Он поднялся с кресла и сделал несколько бесцельных шагов по комнате. Он слушал свои желания. Сколько он себя помнил, его желания всегда были смутными, неопределенными, нечеткими. Только к восемнадцати годам он научился придавать их бесформенности очертания, формулировать их. К двадцати пяти годам он научился объяснять себе свои странные для обыкновенных людей прихоти, которые в действительности являлись насущными потребностями. К тридцати пяти он уже мог вызывать в себе искусственные желания, хотя бы отчасти заглушавшие то, что он называл голодом.
Этот голод преследовал его с младенчества.

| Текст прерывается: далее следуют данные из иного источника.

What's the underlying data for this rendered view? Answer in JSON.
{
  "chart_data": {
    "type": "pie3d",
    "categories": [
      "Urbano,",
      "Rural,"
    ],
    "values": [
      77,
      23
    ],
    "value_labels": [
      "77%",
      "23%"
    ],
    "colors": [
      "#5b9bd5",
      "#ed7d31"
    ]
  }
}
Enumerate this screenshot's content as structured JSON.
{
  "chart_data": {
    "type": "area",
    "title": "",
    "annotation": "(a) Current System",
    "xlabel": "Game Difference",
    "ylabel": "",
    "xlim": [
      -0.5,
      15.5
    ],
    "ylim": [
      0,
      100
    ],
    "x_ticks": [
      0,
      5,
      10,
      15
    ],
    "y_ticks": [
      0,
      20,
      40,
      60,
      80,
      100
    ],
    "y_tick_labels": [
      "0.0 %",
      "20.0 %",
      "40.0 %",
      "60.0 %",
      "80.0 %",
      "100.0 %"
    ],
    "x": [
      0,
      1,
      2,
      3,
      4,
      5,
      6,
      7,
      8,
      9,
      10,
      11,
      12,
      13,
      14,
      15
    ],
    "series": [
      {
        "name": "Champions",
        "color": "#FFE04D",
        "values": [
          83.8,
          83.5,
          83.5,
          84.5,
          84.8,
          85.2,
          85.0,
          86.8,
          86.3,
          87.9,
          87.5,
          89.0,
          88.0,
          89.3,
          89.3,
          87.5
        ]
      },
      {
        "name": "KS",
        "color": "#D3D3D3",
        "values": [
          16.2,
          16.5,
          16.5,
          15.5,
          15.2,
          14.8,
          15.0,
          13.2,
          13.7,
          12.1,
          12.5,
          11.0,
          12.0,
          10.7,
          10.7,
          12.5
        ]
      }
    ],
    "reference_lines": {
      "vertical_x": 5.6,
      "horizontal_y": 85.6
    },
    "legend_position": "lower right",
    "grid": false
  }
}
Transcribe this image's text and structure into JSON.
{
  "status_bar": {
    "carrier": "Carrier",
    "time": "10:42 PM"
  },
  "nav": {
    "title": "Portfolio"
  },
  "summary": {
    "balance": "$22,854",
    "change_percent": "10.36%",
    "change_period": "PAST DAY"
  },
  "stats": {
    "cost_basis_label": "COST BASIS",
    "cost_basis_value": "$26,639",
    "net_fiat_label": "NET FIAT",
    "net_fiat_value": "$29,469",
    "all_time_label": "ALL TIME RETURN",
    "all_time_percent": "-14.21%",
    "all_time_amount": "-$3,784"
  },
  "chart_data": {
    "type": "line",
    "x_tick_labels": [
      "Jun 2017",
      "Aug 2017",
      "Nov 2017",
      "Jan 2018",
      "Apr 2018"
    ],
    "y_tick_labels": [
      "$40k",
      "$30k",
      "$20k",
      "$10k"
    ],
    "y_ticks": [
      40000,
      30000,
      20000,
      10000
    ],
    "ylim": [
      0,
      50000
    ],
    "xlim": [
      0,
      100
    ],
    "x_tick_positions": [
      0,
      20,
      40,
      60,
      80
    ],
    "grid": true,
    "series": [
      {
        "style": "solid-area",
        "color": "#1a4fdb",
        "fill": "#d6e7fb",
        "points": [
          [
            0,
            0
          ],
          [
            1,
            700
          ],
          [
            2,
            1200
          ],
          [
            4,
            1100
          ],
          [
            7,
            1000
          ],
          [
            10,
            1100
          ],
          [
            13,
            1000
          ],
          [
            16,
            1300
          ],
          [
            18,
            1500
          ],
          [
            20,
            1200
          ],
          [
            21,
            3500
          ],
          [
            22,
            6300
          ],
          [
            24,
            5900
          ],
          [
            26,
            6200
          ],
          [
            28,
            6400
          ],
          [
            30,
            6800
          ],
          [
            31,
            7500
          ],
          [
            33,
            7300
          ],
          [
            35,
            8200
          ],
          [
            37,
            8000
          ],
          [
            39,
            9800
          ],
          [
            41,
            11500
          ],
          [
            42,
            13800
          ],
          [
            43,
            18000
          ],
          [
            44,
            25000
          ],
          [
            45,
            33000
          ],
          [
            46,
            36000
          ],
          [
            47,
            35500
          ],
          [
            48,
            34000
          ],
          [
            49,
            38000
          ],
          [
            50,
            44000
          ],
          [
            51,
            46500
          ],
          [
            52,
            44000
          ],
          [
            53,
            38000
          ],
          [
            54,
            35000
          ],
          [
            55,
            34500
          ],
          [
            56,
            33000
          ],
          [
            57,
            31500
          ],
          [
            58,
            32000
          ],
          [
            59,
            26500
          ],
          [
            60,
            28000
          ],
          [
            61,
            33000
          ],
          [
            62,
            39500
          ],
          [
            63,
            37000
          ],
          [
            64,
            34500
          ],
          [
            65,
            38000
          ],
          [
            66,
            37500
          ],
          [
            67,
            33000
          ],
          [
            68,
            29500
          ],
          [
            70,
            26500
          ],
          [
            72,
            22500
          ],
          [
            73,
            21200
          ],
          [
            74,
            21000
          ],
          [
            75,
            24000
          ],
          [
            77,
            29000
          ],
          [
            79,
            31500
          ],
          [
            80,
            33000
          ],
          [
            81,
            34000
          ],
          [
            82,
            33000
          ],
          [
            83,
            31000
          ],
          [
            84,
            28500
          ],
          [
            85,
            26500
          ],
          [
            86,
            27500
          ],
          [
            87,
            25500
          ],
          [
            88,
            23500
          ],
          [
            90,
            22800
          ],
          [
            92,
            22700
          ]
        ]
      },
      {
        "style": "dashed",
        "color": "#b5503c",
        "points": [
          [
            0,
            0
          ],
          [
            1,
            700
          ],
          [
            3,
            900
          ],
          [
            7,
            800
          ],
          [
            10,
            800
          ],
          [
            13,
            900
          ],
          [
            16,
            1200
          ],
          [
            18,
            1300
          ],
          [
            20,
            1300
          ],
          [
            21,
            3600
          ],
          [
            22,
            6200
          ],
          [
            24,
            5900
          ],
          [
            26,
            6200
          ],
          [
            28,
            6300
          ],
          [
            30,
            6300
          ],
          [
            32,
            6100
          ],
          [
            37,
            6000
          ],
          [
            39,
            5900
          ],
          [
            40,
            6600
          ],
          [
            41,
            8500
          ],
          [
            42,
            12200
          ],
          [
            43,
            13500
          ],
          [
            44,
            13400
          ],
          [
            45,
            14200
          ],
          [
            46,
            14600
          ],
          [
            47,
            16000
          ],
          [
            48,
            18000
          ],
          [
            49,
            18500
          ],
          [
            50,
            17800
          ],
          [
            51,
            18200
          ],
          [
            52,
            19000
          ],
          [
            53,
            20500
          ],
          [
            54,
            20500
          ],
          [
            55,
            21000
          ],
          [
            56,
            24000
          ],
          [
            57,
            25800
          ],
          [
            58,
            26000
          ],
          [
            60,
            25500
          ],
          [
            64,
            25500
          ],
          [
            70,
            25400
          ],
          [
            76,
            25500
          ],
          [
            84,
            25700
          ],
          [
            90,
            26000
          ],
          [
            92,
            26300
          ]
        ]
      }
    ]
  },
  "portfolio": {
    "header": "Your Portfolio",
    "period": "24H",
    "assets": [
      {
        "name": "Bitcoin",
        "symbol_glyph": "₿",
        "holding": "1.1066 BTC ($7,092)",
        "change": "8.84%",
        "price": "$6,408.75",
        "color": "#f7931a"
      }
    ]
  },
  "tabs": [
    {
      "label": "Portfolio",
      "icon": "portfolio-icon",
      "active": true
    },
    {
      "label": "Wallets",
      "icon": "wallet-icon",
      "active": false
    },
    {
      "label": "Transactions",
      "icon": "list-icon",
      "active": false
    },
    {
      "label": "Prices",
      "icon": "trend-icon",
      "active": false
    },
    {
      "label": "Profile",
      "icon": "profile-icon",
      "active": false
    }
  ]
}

Смертельный голод. Не утоляя его, он мог умереть. И это было его единственное настоящее желание – умереть. Желание его тела и ума. Но что-то в нем, внутри, противилось этому, заставляло его насыщаться. Много ему не требовалось – он получал все, что нужно, выжигая небольшой кусок пространства. Из маленького фрагмента реальности исчезало нечто, обычно то, что доставляло Морлу неудобства. Он не вдавался в подробности. Просто знал: вещи, причиняющие беспокойство, умирая, дают ему жизнь.
После того как он стал тем, кто он сейчас, голод усилился в десятки раз. Маленькими фрагментами реальности его было уже не утолить. Весь мир должен был стать кормушкой для Морла. И мир стал ею.
Но мир не бездонен. Когда-нибудь он истощится. Тогда наконец придет желанная смерть. Небытие. Очевидно, это случится скоро. Можно даже ускорить конец. Досрочно опустошить кормушку.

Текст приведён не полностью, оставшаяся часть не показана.